The chancellor, Rachel Reeves, used her budget to announce a £70bn increase in public spending, to fix crumbling public services and invest in infrastructure.
“It’s a big loosening, and that will come with faster growth, higher inflation and higher interest rates,” said James Smith, a research director at the Resolution Foundation, a thinktank.
The Bank of England is still expected to continue cutting interest rates from their current level of 4.75%, but at a slightly slower pace than experts were projecting before the budget.
The shadow chancellor, Mel Stride, attacked Starmer for denying responsibility for mortgage rates. “At the end of the day, his government’s choices will lead to interest rates staying higher for longer, punishing thousands of hard-working families with mortgages for years to come,” he said. “Labour’s desperate spin doesn’t change that reality.”
The moves in mortgage deals in recent days are dwarfed by the sharp jump in the wake of Liz Truss’s mini-budget, however.
When bond yields increased after Reeves’s budget, the chief secretary to the Treasury, Darren Jones, suggested the UK still had “PTSD from Liz Truss”.
Economists stress government policy is far from the only factor lifting mortgage rates, with uncertainty about the impact of Donald Trump’s policies also weighing on markets’ minds.
“Global rates have been going up – in the US, the UK and elsewhere as well,” Smith said. “It’s the Trump effect as much as anything. The budget reaction is smaller than that – but it pushes it in a similar direction.”
Echoing the chancellor’s response to last week’s GDP figures, which showed growth slowing to just 0.1% in the three months to September, the prime minister said it was “not good enough, they’re not satisfactory – I want to go further than that.”
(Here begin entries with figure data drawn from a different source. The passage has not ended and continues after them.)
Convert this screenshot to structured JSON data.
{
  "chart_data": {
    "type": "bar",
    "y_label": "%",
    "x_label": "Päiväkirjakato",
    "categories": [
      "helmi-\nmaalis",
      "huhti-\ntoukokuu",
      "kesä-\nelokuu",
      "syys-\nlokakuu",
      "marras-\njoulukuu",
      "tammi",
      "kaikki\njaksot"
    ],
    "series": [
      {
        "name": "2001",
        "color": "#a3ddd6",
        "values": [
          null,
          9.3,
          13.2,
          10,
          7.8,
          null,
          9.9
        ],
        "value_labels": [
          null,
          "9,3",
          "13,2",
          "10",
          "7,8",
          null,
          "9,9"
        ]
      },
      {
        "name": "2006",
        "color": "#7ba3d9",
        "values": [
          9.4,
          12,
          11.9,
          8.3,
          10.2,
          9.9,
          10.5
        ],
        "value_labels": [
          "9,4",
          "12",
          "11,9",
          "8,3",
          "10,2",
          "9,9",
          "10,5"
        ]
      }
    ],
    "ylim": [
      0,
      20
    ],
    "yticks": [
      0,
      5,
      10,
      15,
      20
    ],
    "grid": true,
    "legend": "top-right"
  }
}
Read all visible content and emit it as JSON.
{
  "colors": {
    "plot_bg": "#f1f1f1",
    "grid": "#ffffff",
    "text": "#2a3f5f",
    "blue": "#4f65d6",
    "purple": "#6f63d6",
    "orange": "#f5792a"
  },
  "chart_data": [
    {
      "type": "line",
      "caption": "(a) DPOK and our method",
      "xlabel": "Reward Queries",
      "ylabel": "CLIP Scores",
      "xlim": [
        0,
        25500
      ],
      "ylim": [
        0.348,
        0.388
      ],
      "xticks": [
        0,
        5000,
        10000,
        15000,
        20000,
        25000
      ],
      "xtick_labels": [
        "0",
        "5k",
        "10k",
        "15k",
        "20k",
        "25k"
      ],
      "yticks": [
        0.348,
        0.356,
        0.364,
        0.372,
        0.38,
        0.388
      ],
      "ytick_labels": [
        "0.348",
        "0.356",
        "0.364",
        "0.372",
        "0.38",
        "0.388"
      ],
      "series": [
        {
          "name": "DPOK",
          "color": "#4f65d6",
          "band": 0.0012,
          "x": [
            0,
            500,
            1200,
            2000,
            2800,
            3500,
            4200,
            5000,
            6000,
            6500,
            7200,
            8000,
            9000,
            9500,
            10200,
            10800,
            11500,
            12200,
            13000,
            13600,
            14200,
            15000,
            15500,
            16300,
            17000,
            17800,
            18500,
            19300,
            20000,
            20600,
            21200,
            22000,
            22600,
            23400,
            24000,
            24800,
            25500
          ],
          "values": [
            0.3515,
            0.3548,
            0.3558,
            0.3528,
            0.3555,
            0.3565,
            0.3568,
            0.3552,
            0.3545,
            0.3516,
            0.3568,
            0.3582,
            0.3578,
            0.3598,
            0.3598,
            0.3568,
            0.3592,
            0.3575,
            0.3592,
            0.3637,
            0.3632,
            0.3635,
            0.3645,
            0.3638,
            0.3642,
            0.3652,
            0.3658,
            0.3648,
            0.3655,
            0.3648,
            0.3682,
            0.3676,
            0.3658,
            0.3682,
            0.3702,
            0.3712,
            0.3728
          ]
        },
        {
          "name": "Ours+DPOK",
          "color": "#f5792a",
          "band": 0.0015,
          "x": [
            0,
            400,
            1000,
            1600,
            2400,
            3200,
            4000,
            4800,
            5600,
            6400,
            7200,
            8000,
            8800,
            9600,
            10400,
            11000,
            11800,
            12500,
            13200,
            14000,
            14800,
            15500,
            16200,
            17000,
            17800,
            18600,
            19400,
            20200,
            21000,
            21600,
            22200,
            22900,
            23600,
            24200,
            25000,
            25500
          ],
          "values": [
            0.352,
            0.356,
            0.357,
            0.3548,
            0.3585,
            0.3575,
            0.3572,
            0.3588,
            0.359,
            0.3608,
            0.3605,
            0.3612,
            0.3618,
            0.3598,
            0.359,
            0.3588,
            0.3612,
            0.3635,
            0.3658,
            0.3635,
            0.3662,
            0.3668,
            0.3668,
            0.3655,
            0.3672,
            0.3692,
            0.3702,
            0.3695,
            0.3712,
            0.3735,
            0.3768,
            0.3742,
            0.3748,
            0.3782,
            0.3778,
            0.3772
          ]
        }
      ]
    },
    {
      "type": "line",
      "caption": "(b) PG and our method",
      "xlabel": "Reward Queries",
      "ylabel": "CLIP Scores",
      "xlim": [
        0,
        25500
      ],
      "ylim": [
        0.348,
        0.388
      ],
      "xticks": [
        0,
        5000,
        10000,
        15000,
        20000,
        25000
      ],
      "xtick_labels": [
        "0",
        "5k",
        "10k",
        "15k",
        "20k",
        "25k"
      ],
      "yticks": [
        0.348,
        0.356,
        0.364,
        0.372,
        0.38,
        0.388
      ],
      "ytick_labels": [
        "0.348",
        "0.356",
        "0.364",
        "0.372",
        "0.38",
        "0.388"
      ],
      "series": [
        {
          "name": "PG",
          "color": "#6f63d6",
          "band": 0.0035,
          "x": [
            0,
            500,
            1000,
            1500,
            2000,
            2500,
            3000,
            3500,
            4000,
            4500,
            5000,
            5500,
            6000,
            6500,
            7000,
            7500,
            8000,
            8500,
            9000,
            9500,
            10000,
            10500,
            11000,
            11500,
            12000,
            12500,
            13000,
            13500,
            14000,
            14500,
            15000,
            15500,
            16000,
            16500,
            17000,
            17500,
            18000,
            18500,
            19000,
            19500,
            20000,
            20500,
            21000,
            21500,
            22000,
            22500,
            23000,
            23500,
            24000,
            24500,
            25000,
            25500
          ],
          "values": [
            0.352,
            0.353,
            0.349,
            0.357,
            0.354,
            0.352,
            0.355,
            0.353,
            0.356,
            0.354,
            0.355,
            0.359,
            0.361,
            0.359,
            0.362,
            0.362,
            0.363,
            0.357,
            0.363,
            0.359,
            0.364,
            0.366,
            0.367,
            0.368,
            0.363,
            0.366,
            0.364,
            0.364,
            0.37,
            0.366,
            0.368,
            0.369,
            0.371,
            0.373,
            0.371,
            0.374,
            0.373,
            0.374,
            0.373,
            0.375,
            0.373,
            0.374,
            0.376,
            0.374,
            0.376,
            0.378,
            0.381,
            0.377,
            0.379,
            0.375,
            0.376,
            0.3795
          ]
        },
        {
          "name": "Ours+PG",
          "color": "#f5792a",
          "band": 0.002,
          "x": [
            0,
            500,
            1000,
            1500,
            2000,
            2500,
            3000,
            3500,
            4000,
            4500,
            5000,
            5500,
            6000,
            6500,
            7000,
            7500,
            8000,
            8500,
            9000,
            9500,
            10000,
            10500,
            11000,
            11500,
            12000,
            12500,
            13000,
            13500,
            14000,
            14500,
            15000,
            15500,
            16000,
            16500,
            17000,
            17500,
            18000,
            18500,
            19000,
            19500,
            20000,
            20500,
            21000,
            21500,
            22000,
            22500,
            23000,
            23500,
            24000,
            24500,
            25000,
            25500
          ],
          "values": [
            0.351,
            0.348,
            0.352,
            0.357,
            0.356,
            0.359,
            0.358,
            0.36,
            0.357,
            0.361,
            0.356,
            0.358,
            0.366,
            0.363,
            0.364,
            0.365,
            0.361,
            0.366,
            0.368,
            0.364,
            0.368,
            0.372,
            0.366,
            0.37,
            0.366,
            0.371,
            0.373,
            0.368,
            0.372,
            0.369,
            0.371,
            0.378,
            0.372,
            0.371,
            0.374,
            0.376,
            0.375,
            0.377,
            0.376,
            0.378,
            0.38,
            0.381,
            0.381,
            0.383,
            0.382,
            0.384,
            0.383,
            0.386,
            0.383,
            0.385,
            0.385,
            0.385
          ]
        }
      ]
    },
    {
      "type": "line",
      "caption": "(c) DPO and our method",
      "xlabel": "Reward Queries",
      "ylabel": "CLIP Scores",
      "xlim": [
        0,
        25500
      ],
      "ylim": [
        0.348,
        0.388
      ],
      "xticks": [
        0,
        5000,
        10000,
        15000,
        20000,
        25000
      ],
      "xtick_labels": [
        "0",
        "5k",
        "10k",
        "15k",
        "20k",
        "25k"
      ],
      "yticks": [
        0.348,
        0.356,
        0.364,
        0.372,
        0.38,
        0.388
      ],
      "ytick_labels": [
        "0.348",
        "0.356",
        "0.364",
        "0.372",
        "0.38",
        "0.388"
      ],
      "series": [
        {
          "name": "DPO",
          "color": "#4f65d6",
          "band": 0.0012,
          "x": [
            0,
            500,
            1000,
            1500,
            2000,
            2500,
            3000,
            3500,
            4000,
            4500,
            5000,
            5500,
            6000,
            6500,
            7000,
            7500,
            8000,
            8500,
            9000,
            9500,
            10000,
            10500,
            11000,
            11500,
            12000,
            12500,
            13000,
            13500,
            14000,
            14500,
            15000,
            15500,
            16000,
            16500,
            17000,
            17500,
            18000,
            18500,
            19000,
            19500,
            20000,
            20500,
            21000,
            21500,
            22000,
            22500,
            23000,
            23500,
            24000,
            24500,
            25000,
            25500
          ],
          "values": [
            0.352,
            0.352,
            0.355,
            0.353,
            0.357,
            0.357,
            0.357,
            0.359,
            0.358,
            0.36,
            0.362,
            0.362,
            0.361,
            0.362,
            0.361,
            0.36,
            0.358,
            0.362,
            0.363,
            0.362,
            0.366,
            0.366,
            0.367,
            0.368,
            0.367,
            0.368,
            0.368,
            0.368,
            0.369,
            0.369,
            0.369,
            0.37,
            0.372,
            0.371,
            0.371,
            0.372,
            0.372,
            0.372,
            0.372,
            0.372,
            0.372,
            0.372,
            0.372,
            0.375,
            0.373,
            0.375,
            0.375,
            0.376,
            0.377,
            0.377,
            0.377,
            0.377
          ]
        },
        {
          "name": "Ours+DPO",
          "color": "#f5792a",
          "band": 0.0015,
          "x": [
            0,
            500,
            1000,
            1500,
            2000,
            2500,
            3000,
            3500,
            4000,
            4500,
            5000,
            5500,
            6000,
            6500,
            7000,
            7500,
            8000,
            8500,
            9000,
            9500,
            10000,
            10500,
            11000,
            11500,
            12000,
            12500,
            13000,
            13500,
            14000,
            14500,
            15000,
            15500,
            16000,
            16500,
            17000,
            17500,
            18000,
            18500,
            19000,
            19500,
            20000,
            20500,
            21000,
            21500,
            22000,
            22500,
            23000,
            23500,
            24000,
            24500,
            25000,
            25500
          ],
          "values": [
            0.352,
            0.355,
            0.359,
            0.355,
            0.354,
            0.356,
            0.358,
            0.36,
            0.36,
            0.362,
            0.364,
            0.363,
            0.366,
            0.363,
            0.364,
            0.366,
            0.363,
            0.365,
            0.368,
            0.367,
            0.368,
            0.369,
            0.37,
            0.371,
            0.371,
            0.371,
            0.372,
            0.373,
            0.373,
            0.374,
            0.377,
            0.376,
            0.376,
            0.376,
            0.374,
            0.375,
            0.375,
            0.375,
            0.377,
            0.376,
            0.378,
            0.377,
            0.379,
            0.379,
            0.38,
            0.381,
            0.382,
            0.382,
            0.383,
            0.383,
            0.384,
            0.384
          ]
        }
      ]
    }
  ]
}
He said: “That’s why we’re working so hard to get the investment we need into the country. But the first step is to stabilise the economy. Do I want better growth? Yes, I do. I don’t think that’s satisfactory and we will be making sure that figure improves.”
Some business groups have suggested the extended period of uncertainty between July’s general election and October’s tax-raising budget damaged confidence over the summer and contributed to the GDP slowdown.
The Bank of England governor, Andrew Bailey, will be questioned by MPs on the cross-party Treasury select committee on Tuesday and is expected to be asked about the impact of the budget on Bank policy.
Bailey caused a stir last week when he waded into the debate about the impact of Brexit, saying it was “weighing” on the UK economy and urging the government to strike up a closer relationship with the EU.
The outlook for the global economy has been clouded significantly by the election of Trump, who plans to impose tariffs – import taxes – on all foreign goods flowing into the US.